Top 10 Basic Accounting Interview Questions and Answers
Preparing for an accounting interview? Before you go through the questions, it is also necessary to get an overview of accounting in the job market. There is no denying the fact that the level of competition is extremely intense. Most organizations are looking to hire a competent candidate, who has good knowledge in the field. Your business language, and the ability to handle questions on how you can help the growth of an organization, will be of added advantage.
How do you improve the knack of driving the points across to the interviewer? Here are the most frequently asked accounting interview questions along with the answers. This will be the key to acing the accounting interview. It guides you into finance, FP & A, equity and more.
More so, interviewers do touch the basic as well as the most challenging questions. Get started with these set of accounting job questions and answers for next interview.
Q1. Why do you want to make a career as an accountant?
Ans. I have a great fascination with numbers, and always loved working with it. To help organizations, corporations identify measures for cost-cutting, not previously discovered, developing tax strategies, or performing sensitive analysis to support revenue projects and forecast is the ideal I have.
Q2. What is working capital?
Ans. The current asset minus current liabilities, which is used in day-to-day trading, is called Working Capital.
Q3.What does having negative working capital mean?
Ans. Negative working capital indicates the efficiency in businesses with low inventory and accounts receivable. In other industries, negative working capital may relate that a company is facing financial trouble.
This is common in certain industries like the restaurant business, or grocery retails.
For instance, at a grocery store, customers pay upfront, inventory moves relatively quickly, but the suppliers often give 30 days or more credit. This means that the company receives cash from customers prior to paying cash to the suppliers.
Q4.What’s the most challenging accounting task you’ve to have to solve?
Ans. I haven’t faced a lot of tough accounting challenges or tasks in the real world. However, having graduated from a top University of Accounting puts me in an extra edge. I am imbued and confident that I can solve an accounting problem to its best, then the rest of the candidates, or even my other fellow students.

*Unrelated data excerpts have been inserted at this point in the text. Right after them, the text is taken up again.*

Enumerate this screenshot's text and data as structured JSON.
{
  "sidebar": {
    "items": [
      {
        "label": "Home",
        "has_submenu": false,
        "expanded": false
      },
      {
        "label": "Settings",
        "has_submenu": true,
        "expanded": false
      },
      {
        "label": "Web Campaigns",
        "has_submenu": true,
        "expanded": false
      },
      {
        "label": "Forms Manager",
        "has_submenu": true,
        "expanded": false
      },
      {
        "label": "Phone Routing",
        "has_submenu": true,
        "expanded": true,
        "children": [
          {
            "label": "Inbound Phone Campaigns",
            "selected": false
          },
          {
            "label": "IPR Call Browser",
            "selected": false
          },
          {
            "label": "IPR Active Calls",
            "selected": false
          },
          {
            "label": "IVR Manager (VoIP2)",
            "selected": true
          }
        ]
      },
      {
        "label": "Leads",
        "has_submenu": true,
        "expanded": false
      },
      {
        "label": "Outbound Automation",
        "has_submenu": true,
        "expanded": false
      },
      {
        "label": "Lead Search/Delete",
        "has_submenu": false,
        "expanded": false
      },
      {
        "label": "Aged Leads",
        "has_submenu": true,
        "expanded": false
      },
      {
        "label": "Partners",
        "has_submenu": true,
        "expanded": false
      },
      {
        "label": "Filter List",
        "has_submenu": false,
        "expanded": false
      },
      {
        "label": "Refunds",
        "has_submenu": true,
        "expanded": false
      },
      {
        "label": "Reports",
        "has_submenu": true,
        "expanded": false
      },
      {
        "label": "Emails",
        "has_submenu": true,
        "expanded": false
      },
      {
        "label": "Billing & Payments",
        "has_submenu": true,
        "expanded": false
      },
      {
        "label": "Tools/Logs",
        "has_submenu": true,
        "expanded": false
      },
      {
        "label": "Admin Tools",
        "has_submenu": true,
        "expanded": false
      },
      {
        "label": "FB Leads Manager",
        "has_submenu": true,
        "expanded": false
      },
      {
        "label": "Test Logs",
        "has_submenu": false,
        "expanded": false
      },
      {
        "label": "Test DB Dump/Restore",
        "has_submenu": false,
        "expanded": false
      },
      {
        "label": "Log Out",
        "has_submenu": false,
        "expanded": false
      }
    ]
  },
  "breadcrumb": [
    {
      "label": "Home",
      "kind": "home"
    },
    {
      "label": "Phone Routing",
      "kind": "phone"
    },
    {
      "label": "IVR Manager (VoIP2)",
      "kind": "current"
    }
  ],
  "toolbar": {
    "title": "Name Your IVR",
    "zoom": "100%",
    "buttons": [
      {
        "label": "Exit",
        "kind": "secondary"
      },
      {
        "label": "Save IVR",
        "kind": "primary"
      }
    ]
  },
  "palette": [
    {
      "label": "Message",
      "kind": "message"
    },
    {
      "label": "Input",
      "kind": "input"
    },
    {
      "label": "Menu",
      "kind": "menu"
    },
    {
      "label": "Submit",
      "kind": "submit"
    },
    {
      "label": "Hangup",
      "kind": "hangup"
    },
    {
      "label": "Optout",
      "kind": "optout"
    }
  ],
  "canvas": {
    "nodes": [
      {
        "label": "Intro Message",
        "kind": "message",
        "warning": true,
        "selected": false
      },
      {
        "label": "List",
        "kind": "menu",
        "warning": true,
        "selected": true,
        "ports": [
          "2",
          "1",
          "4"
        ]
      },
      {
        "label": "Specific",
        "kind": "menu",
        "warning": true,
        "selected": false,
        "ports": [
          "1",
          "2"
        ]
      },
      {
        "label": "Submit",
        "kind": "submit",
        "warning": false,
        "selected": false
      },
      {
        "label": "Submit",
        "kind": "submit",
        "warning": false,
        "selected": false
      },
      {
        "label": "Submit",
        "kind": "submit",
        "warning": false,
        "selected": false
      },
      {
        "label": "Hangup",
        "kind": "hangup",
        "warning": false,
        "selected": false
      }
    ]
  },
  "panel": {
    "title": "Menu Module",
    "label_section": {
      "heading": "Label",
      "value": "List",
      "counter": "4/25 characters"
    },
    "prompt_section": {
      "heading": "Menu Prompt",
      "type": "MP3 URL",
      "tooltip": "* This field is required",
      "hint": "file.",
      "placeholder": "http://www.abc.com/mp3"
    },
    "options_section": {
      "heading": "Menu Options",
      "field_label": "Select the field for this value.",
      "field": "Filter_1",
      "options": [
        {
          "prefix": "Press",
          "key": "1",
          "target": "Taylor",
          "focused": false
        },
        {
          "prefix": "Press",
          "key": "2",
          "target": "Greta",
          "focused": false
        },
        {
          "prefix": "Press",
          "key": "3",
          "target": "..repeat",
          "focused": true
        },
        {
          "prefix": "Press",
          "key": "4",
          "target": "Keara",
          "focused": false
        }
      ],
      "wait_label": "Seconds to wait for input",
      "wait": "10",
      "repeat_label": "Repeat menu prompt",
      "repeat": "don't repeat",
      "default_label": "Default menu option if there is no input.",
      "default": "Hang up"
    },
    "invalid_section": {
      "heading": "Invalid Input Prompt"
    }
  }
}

I have had the privileged of working as an intern in a Tax Consulting organization and made the selection from amongst 200 other candidates. I was assigned several challenging tasks and brought out solutions to it.
Q5. Which accounting software are you familiar with?
Ans. I have had the experience of working with several accounting software programs. But, I am comfortable working with Netsuite, Abila, and Zoho. Recently, I started using Intacct, it has a host of features like forecasting and performance management. Intacct is rather difficult to learn but is straight and easy to understand once you are familiar with the interface. I would be glad to know, which accounting software do you use?
Q6. How do you maintain accounting accuracy?
Ans. Maintaining accounting accuracy is the organization’s most important activity. The otherwise can lead to huge losses. There are numerous tools and resources which can be used to limit the potential for errors to occur, and identify those errors quickly. It requires identifying revenue streams, keeping track of the invoices and receipts, preparing all financial statements, tracking all deductible expenses and preparing for tax returns.
Q7. What are the common errors in accounting?
Ans. Errors in accounting are numerous. The most common are – errors of omission, errors of commission, errors of principle and compensating error.
Q8. How does an inventory write-down affect the three statements?
Ans. On the balance sheet, the asset account of inventory is decreased by the amount of the write-down, along with the shareholders’ equity. The income statement gets hit with an expense in either COGS or a separate line item for the amount of the write-down, which reduces the net income.
On the other hand, on cash flow statement, the write-down is added back to CFO as it is a non-cash expense. But, it must not be double-counted in the changes in non-cash working capital.
Q9: If you were CFO of our company, what would keep you up at night?
Ans. I would step back and give a high-level overview of the company or organization’s current financial position. For income statements, my priority would be its growth, margins & profitability. Take attention to balance sheets: its liquidity, capital assets, credit metrics, and liquidity ratios. Cash flow statements for both long-term and short-term would be my focus, and seek to raise money or return capital to shareholders.
Q10: If I had only one statement and wanted to review the overall health of a company, which statement would I use and why?
Ans. Cash is always the king. It is the cash flow statement that gives a true picture of how much cash the company is generating income. The three statements give a picture of the health of the company.